Cyt C release from the mitochondria to the cytosol is a critical event in the mitochondrial dysfunction induced by various types of cell stress. We therefore examined whether CPS has a significant role in regulating the release of Cyt C using immunofluorescence staining. As shown in Fig. 5, following treatment with 400 μM H₂O₂ for 2 h, diffuse cytoplasmic staining was detected, implying that Cyt C was released from the mitochondria to the cytosol. Moreover, pretreatment with 600 μM CPS prevented the Cyt C release from the mitochondria to the cytosol caused by H₂O₂. The data demonstrated that Cyt C is a key apoptotic factor in the mitochondrial-dependent apoptotic pathway, and CPS inhibits cell apoptosis by regulating mitochondrial apoptotic factors, such as Cyt C. Consequently, we further observed whether CPS was capable of accommodating other apoptosis-related factors.

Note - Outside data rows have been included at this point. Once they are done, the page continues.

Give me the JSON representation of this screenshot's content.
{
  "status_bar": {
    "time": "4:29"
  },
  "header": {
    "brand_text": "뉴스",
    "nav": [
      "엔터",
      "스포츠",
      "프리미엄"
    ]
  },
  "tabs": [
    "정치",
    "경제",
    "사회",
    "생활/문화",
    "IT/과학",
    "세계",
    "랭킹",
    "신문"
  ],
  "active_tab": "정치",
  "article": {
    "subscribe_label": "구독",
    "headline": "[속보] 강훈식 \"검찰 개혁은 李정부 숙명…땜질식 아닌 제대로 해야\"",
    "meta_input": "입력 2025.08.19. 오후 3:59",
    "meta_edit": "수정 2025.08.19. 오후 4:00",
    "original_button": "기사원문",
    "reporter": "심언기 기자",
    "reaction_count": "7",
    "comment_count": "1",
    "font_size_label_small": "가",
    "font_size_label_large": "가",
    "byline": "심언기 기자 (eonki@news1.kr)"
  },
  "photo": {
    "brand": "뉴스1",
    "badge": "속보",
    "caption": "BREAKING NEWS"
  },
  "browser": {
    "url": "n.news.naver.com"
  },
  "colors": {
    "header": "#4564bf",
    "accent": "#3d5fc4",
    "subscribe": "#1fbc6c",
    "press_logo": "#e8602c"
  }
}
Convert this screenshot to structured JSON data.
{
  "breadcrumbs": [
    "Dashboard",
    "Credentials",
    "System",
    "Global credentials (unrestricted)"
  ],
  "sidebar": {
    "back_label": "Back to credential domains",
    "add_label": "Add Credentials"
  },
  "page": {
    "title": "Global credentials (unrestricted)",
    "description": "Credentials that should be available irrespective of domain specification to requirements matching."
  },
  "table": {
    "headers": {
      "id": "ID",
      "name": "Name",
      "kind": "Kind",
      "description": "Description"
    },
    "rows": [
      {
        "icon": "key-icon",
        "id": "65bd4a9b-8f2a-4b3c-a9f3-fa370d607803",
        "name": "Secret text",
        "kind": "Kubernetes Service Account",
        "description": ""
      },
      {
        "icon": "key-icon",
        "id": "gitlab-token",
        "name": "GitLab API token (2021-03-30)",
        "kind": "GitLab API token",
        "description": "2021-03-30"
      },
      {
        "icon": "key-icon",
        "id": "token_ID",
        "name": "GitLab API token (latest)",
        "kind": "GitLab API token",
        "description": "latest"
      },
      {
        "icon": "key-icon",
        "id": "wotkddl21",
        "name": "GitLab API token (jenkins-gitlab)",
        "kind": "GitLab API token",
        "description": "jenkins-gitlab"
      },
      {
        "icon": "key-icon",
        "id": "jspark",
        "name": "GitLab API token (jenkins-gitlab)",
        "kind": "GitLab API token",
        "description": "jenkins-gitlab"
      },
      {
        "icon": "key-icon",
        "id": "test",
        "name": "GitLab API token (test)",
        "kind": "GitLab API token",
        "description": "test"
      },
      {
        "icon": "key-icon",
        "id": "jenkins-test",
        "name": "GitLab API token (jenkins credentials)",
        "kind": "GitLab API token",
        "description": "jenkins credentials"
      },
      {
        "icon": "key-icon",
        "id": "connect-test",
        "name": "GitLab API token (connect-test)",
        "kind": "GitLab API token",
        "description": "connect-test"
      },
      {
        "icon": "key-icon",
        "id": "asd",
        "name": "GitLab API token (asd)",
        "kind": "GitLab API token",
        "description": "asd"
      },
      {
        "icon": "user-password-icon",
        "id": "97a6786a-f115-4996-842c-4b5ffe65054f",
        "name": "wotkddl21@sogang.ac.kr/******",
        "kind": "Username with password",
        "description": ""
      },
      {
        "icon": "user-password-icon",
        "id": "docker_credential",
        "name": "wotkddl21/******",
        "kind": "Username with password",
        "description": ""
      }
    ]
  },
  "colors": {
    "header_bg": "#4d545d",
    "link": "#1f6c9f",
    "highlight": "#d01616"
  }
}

Bcl-2 family membranes play critical roles in maintaining mitochondrial integrity and mitochondria-initiated Cyt C release. Previous studies have reported that the ratio of the pro-apoptotic protein Bax to the anti-apoptotic Bcl-2 was correlated with cell apoptosis (20). Our results showed that the protein level of Bax displayed little change and there was a prominent decrease in the protein expression of Bcl-2 after HL-7702 cell treatment with 400 μM H₂O₂, and there was an approximate 1.9-fold increase in the ratio of Bax/Bcl-2 in the H₂O₂ treatment group compared with the control group, as shown by western blot analysis. However, CPS inhibited the H₂O₂-induced increase of Bax/Bcl-2 ratio in a concentration-dependent manner (Fig. 6A–D). The effect of CPS on H₂O₂-induced apoptosis may be, at least in part, mediated by the regulation of Bax and Bcl-2 expression. CPS decreased the ratio of Bax/Bcl-2 and suggested that it may suppress the mitochondrial-dependent apoptosis induced by H₂O₂.